世界的にコロナ禍が続く2021年、千住博は社会に関して、アートとしての一つの表現を模索しました。それが新作「Waterfall on Colors」です。従来の漆黒の背景に描かれた滝と異なり、カラフルな色彩の背景に流れる滝。千住博が描き出す光と希望に満ちたWaterfallは、日本画の表現を超えた現代美術の一つの新世界ともいえます。

1995年に、現代美術の国際的展覧会である第46回ヴェネツィアビエンナーレで、「The Fall」の発表により、日本画として初めて名誉賞を受賞した千住博は、その後も日本画と現代美術との関係性についての様々な試みを行ってきました。本展では日本画として現代美術に挑んだ千住博の作品制作の軌跡にも焦点を当てて紹介します。

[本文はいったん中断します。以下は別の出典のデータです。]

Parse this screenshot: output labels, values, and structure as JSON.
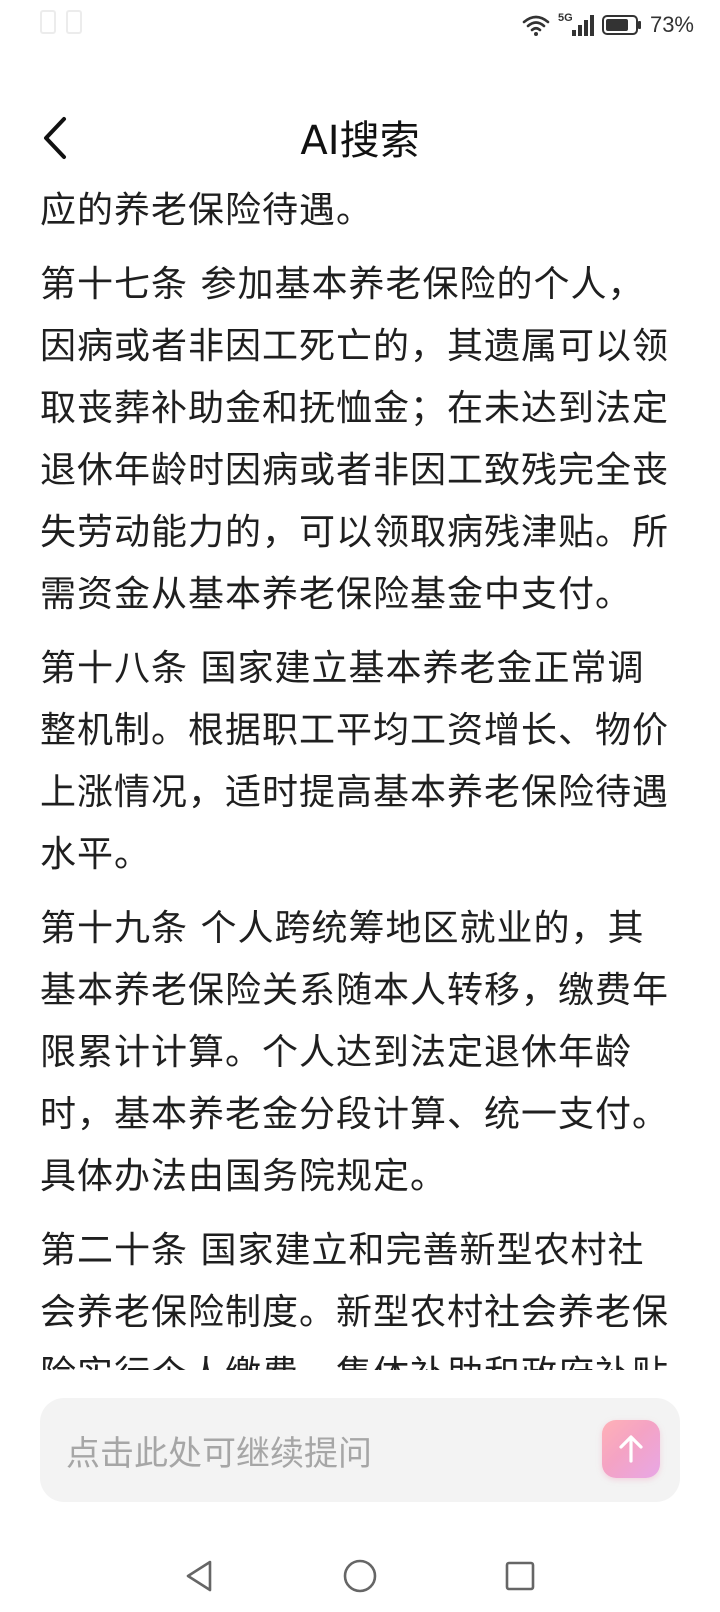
{
  "status_bar": {
    "network_label": "5G",
    "battery_percent": "73%"
  },
  "header": {
    "title": "AI搜索",
    "back_icon": "chevron-left-icon"
  },
  "article": {
    "paragraphs": [
      "应的养老保险待遇。",
      "第十七条 参加基本养老保险的个人，因病或者非因工死亡的，其遗属可以领取丧葬补助金和抚恤金；在未达到法定退休年龄时因病或者非因工致残完全丧失劳动能力的，可以领取病残津贴。所需资金从基本养老保险基金中支付。",
      "第十八条 国家建立基本养老金正常调整机制。根据职工平均工资增长、物价上涨情况，适时提高基本养老保险待遇水平。",
      "第十九条 个人跨统筹地区就业的，其基本养老保险关系随本人转移，缴费年限累计计算。个人达到法定退休年龄时，基本养老金分段计算、统一支付。具体办法由国务院规定。",
      "第二十条 国家建立和完善新型农村社会养老保险制度。新型农村社会养老保险实行个人缴费、集体补助和政府补贴相"
    ]
  },
  "input": {
    "placeholder": "点击此处可继续提问",
    "send_icon": "arrow-up-icon"
  },
  "nav_bar": {
    "icons": [
      "nav-back-icon",
      "nav-home-icon",
      "nav-recents-icon"
    ]
  },
  "colors": {
    "text": "#1f1f1f",
    "placeholder": "#a6a6a6",
    "input_bg": "#f3f3f3",
    "send_gradient_start": "#ffb1b6",
    "send_gradient_end": "#e8a7e6"
  }
}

人類未曽有のパンデミックにより、私たちの住む社会からは、すっかり明るさや色彩が欠けてしまったように映ります。芸術とは、そうした何か社会から欠けてしまったものを指摘し、これまで見落としていたものの中から、解決の糸口を再発見することでその欠落を補完しようとするものであり、千住博はその補完作業を「Waterfall on Colors」において行おうとしました。つまり千住は鑑賞者に対し、絵を通して、社会に何かが欠落していると気づかせ、自らが想像力を働かせて絵と対話をすることを促し、社会の豊かさへ向けた新しいヒントを生み出す思考を始めてもらうよう促しているのです。

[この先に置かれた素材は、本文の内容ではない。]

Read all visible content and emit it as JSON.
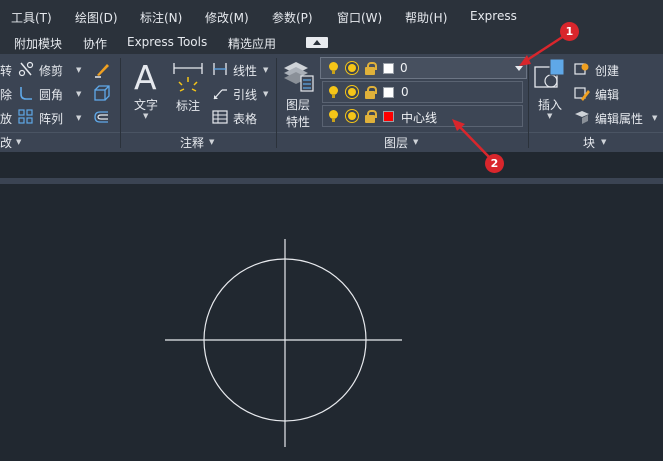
{
  "menubar": {
    "items": [
      "工具(T)",
      "绘图(D)",
      "标注(N)",
      "修改(M)",
      "参数(P)",
      "窗口(W)",
      "帮助(H)",
      "Express"
    ]
  },
  "tabs": {
    "items": [
      "附加模块",
      "协作",
      "Express Tools",
      "精选应用"
    ]
  },
  "modify_panel": {
    "items": [
      "修剪",
      "圆角",
      "阵列"
    ],
    "cut_left_chars": [
      "转",
      "除",
      "放"
    ],
    "title": "改"
  },
  "annotation_panel": {
    "text_label": "文字",
    "dim_label": "标注",
    "linear_label": "线性",
    "leader_label": "引线",
    "table_label": "表格",
    "title": "注释"
  },
  "layers_panel": {
    "properties_label_1": "图层",
    "properties_label_2": "特性",
    "current_layer": "0",
    "dropdown_items": [
      {
        "name": "0",
        "color": "#ffffff"
      },
      {
        "name": "中心线",
        "color": "#ff0000"
      }
    ],
    "title": "图层"
  },
  "block_panel": {
    "insert_label": "插入",
    "create_label": "创建",
    "edit_label": "编辑",
    "edit_attr_label": "编辑属性",
    "title": "块"
  },
  "annotations": {
    "badge_1": "1",
    "badge_2": "2",
    "accent": "#d9262c"
  }
}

これまでの滝の作品ではモノトーンの(多くは黒地)背景に滝が描かれていました。一方、「Waterfall on Colors」では、様々な色彩の背景に滝が描かれています。黒地の背景の滝は、外から滝を眺めた際に見える崖の色を表したものでしたが、「Waterfall on Colors」では、黒地とは逆に、滝の内側から外の世界を覗いた構図がとられており、内側から滝を通して観た多彩な外界が表現されています。色彩は様々な事象を象徴したもので、春夏秋冬の四季の色、その四季折々に育まれる植物の色など、私たちが住む世界の色だとも呼ぶことができます。また、自然を離れて、私たちが住む社会そのものの多様な色彩を象徴したものと言えるかもしれません。そうした画家の示唆について私たちが気づくとき、私たちは自分たちが住むこの世界が、実は色彩にあふれたものであるのだと再認識できるのかもしれません。

「Waterfall on Colors」の背景に描かれた様々な色は、最後には全てが滝壺に導かれていきます。滝壺の色は、これらの色彩が全て混ぜ合わされたものなのです。千住は、世界が豊かになるヒントの一つに多様性を挙げています。残念ながら、近年の社会では多様性が失われ社会的分断が進行しているとも指摘されています。この作品には、そうした危機に警鐘を鳴らし、人々が創造性を持ち、多様性によるより豊かな社会づくりをしてほしいという作家の意図が読み取れます。

強いコンテクストが作品に埋め込まれた「Waterfall on Colors」は、現代美術作品そのものであり、日本画の第一人者の一人として第77回恩賜賞、日本芸術院賞を受賞した千住博の、その後の新しい作家活動を示唆するものかもしれません。本展では、これまで描かれてきた日本画を強く感じさせる作品と、現代アート的な作品をそれぞれの作品群として展示し、千住博が持つ現代アートとしての側面、日本画家としての側面を検証していきます。